Yeast without Smc5-Smc6 don't finish replicating rDNA (green) and missegregate this DNA at mitosis.
ARAGÓN/AAAS
The team was not initially looking for a replication completion checkpoint. They were studying the function of a yeast complex called Smc5-Smc6 that had been suggested to promote DNA recombination and repair.
Budding yeast that lack Smc5-Smc6 do not survive more than a few cell cycles, so the team synchronized yeast cells in G1, knocked out the complex, and then observed the yeast over one cell cycle. S phase and mitosis appeared to be normal. In the subsequent interphase, however, the Rad53 DNA damage signal was activated. This damage response, the team discovered, was due to a failure of chromosomes to separate correctly at anaphase.
Thinking that this nondisjunction might be caused by a failure to resolve recombination events, the team knocked out critical recombination genes to see whether the problem was bypassed.
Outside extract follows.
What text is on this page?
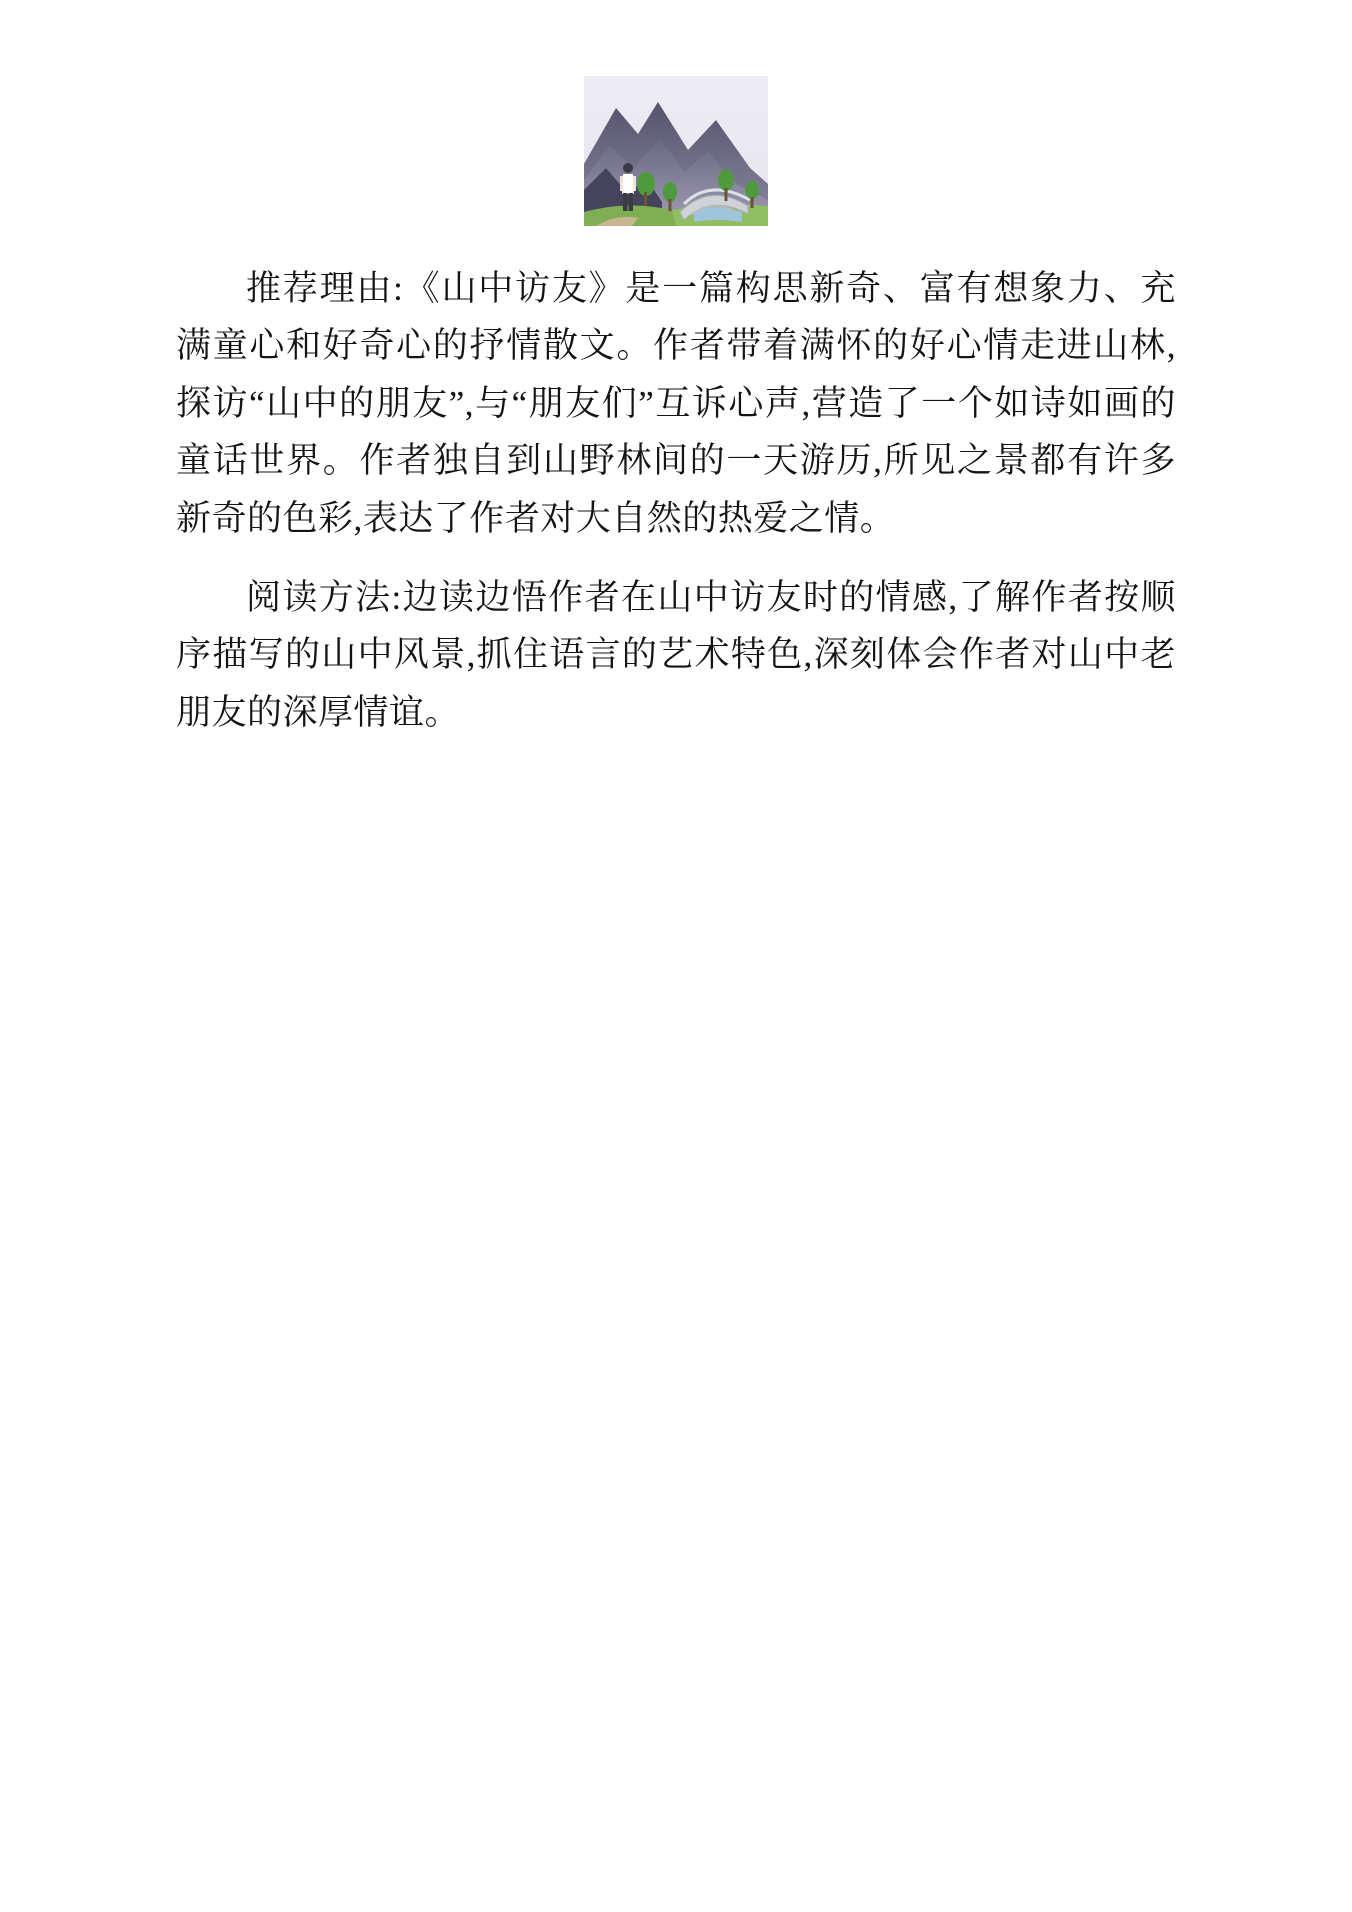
推荐理由:《山中访友》是一篇构思新奇、富有想象力、充满童心和好奇心的抒情散文。作者带着满怀的好心情走进山林,探访“山中的朋友”,与“朋友们”互诉心声,营造了一个如诗如画的童话世界。作者独自到山野林间的一天游历,所见之景都有许多新奇的色彩,表达了作者对大自然的热爱之情。

阅读方法:边读边悟作者在山中访友时的情感,了解作者按顺序描写的山中风景,抓住语言的艺术特色,深刻体会作者对山中老朋友的深厚情谊。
Loss of recombination only slightly rescued the phenotype, however.
If Smc5-Smc6 was knocked out after S phase, but before metaphase, chromosomes segregated normally, showing that the complex is required during (or before) DNA replication. Loss of Smc5-Smc6 before S phase caused replication forks to persist into metaphase. Labeling of nascent DNA in these cells revealed that large regions of rDNA were still unreplicated. rDNA is a major binding site for Smc5-Smc6 and was also the main site of the nondisjunction.
Aragón suggests that Smc5-Smc6 might act as a chromatin structure modifier that allows the replication machinery to progress unhindered. Despite the slowed replication in the absence of Smc5-Smc6, the cells continued with cell division.
Yeast lack this replication completion checkpoint because they might not need it. There are many unused replication origins that can become active during late S phase, explains Aragón. Thus, it's likely that normal cells can easily replicate their DNA in time for metaphase.